WORK last week has left a 250-metre stretch of the bank of the River Tone in Taunton bare of trees.
Trees were removed by the Environment Agency as part of flood management measures in the area.
The semi-wild section of river running through Taunton was a favourite spot for anglers and famous for its wildlife, particularly kingfishers.
Now local anglers are "heartbroken" over the destruction of the area.
Dominic Garnett, 42, an angling guide and coach, has fished the stretch of the river for the past 20 years and has been visiting it since childhood.
“It was a semi-wild stretch of river and they have channelised it.
“It is absolutely heartbreaking to see the destruction of the places you love – you go there to be with nature and to get away and it’s all just been ripped away.

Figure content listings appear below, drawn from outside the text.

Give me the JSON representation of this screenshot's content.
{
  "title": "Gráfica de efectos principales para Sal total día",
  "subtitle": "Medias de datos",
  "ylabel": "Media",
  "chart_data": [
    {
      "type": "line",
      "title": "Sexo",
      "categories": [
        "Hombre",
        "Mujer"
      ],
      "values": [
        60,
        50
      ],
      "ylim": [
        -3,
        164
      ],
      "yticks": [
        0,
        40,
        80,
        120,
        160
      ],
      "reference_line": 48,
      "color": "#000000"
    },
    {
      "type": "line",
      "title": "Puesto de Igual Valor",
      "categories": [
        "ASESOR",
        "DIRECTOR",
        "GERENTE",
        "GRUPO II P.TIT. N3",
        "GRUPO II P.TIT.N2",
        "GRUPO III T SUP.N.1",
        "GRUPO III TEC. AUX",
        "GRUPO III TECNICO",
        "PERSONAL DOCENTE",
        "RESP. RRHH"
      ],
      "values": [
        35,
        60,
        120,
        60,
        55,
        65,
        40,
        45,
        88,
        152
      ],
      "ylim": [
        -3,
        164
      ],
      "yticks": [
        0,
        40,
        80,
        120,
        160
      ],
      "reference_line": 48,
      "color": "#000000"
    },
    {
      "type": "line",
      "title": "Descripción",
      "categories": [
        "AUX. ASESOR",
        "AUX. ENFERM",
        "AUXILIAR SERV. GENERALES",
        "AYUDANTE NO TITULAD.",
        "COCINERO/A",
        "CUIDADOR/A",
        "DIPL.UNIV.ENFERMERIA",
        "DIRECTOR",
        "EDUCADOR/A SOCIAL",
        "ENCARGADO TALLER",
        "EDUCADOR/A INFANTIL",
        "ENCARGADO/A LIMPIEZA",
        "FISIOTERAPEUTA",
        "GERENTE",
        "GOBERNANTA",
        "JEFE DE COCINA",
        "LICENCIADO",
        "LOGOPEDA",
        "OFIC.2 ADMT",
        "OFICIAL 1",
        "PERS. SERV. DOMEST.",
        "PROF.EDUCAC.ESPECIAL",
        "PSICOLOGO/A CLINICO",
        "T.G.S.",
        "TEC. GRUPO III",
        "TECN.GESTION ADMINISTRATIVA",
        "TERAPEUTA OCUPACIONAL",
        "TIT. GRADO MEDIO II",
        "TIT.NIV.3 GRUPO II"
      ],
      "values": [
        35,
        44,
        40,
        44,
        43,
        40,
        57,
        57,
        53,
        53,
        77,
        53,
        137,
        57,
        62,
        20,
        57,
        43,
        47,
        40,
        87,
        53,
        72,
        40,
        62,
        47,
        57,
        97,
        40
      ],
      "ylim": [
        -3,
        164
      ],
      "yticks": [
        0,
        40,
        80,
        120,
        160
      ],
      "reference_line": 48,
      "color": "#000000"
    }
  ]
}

We are just smashing it all up.”
The length of the river ran through marshland until the 1990s, when the surrounding land was tarmacked to make way for a leisure and shopping complex and for housing.
Woodland planting is often touted as a key flood mitigation strategy, but Mr Garnett said representatives of the Environment Agency had told him the trees had been felled “because they make the water back up”.
He added: “It is like they have taken an old hippie and given him a buzz cut – it is scorched earth tactics.
“When are we going to start putting nature first? We always mess around with it. It is always very short-term and later on it is always nature that pays the price.”
Mark Barrow, a film-maker who has specialised in productions about the freshwater species in the UK’s rivers and lakes for the past 20 years, tweeted: “Shocked to find this today on the River Tone.
“Complete devastation, courtesy of the Environment Agency. Scorched earth work the Russian Army would be proud of!
A spokeswoman for the Environment Agency said: “Essential work to manage flood risk and protect properties in Bathpool and the upstream town of Taunton is ongoing.
“We are investing a record £5.2 billion between 2021-27, creating around 2,000 new flood and coastal defences to better protect 336,000 properties across England.”
Local LibDem Parliamentary spokesperson Gideon Amos has written to the Agency protesting the “completely over the top” stripping of the riverbank.
He said: “People are working to put the planet at the centre of everything we do, that should mean protecting our trees and natural habitats.
"Taking dead trees out of the river to maintain flow is something everyone would support, but this scorched earth stripping of the riverbank by a government agency needs to stop.”
The area is due to be sown with a wild flower seed mix and replanted with native trees.